As criaturas do além que penetram ruas, casas e escritórios no Japão de Aoko Matsuda podem ir ao salão de beleza, manter encontros amorosos ou espantar um tarado na esquina – também denunciam os ditames e comportamentos de uma sociedade machista que ainda atormenta as mulheres.
A elas somos apresentados em Onde Vivem as Monstras, coletânea de contos da escritora japonesa publicado pela editora Gutenberg. O título traduzido para o português evoca o clássico infantil do americano Maurice Sendak. Se nele acompanhamos as descobertas fantásticas de um garoto colocado de castigo, nas histórias de Aoko fantasmas compartilham com gente de carne e osso as alegrias, angústias e cobranças da vida – vida que aparentemente não tem ponto final, se encerra nas reticências…
Onde vivem as monstras
Ao atualizar causos tirados do folclore japonês, a típica aura de terror sai de cena para dar lugar a uma narrativa que seria absurdamente realista não fossem as visitas do outro mundo. E essas visitas, transformadas na passagem pela morte, têm muito a dizer, fazer e acusar. Seu alvo favorito é o patriarcado nipônico, com séculos de opressão sobre as mulheres em suas costas.
Um olhar sarcástico e crítico às tradições que se vale de mitos e inspirações oriundos do tradicional imaginário japonês. Uma (re)apropriação literária que tornou Aoko Matsuda um fenômeno editorial dentro e fora do país que encantou o Ocidente pelos seus ares de modernidade.
Com a palavra, a autora.
Autores como a filósofa americana Donna Haraway dizem que os monstros – em muitos sentidos – nos mostram outras formas de ver e entender o mundo. Você acha que essa ideia se aplica ao seu livro?
Certamente! Eu acredito que se aplica ao meu livro também.

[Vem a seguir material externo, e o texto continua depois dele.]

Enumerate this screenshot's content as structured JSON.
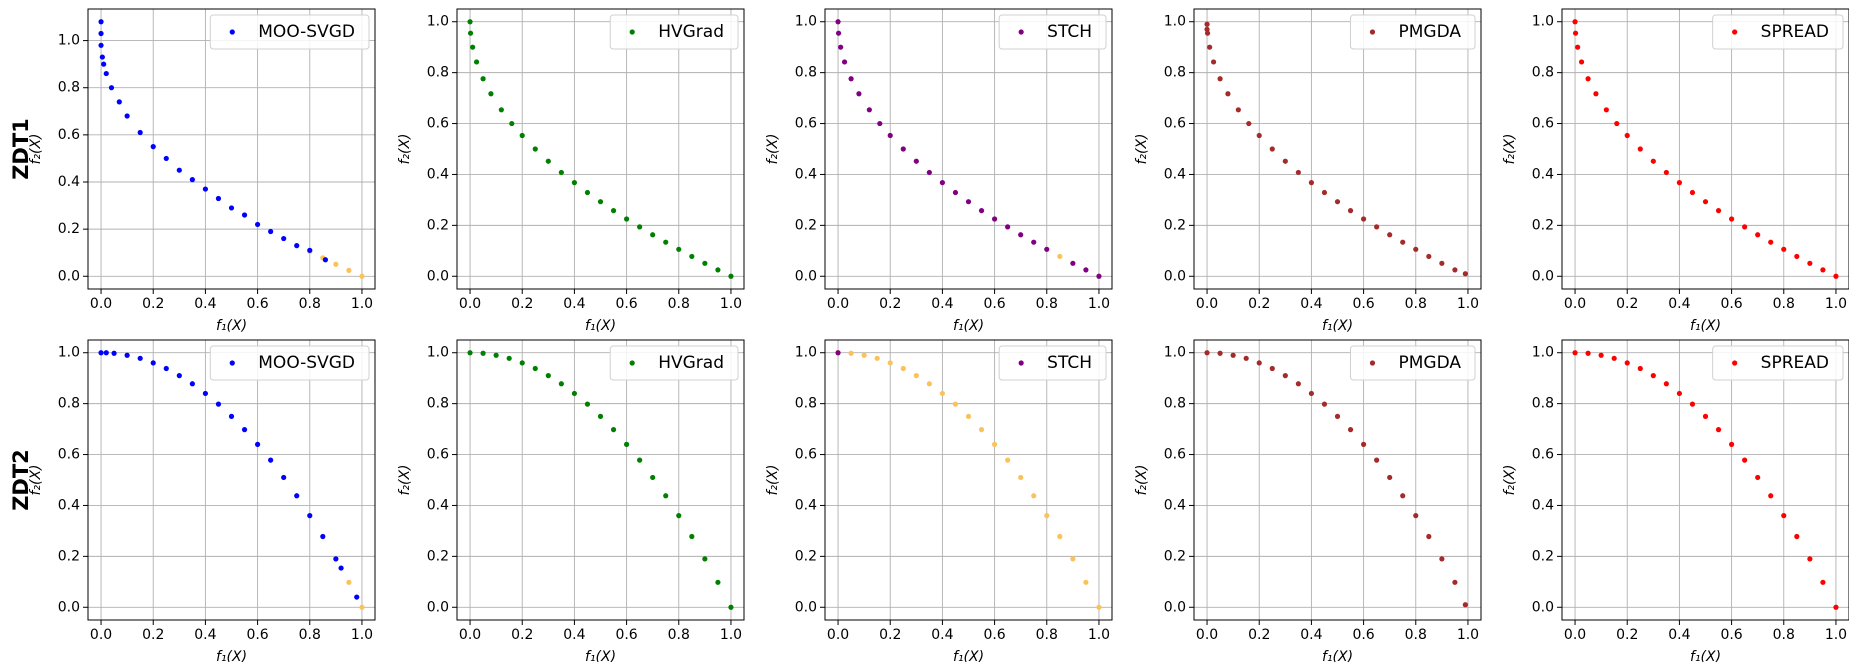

Nas histórias de fantasmas, mulheres são mortas ou oprimidas antes de se tornarem fantasmas ou monstros. Essas histórias foram escritas há muito tempo, mas, ainda assim, eu, que estou na casa dos 40 anos, me identifico com elas, a ponto de perceber que as mesmas estruturas de discriminação e desigualdade ainda sobrevivem no século XXI.
Portanto, decidi escrever histórias em que mulheres – fantasmas ou reais, que estão enfrentando dificuldades na sociedade contemporânea – possam se unir e formar uma solidariedade que transcende o tempo. Ou seja, a aparição de fantasmas e monstros torna visíveis as mulheres ignoradas ou não apoiadas pela sociedade, bem como os problemas inerentes a ela.
Suas histórias foram inspiradas em contos folclóricos japoneses. Como eles influenciam sua produção escrita?
Desde a infância, eu gostava de histórias de fantasmas japoneses, contos folclóricos e mitologia grega. O que particularmente me atraía eram as mulheres fantasmas e monstros dessas histórias. Embora não possuíssem poder enquanto vivas, ao se tornarem fantasmas ou monstros, elas adquiriam poder e buscavam vingança contra aqueles que as levaram à morte. Eu amava essas figuras “diferentes” e aterrorizantes.
Cresci em Himeji, na província de Hyogo, uma cidade conhecida pelo Castelo de Himeji, onde fica o poço de Okiku, que aparece neste livro. Viver em uma cidade onde um elemento de uma história realmente existe apagou a linha entre o cotidiano e o extraordinário, uma sensação que tem sido muito útil na escrita de romances.
Mesmo adulta, continuei a gostar de histórias de fantasmas, mas comecei a sentir mais profundamente a dor e o sofrimento das mulheres nessas histórias do que quando era criança. Isso porque não eram apenas histórias; refletiam as realidades enfrentadas pelas mulheres no mundo real, provando como as sociedades tratavam as mulheres através dos tempos. Então, enquanto me perguntava que tipo de história não me faria sentir triste, tentei criar um lugar onde as mulheres fantasmas e monstros dos contos folclóricos pudessem viver segura e felizes.
Além disso, uma razão pela qual gosto de contos e histórias de fantasmas é a sua representação da “transformação”. Acredito que a “transformação” expande as possibilidades do mundo, da sociedade e dos seres vivos, incluindo os humanos, e tento retratá-la de todas as formas em minha literatura.
Nas histórias do livro, podemos notar como as mulheres são social e sexualmente vulneráveis na sociedade japonesa. Qual é o principal desafio que visualiza nesse sentido?
O Japão ainda é fortemente dominado pelo patriarcado e controlado por partidos conservadores, tornando difícil a vida em sociedade, independentemente de quanto a consciência cidadã seja atualizada. Há um slogan feminista que diz “O pessoal é político”, e acredito que é necessário estar constantemente ciente dos problemas incorporados ao nosso cotidiano e engajar-se persistentemente em ações, mesmo que pequenas, pois elas são capazes de levar a mudanças.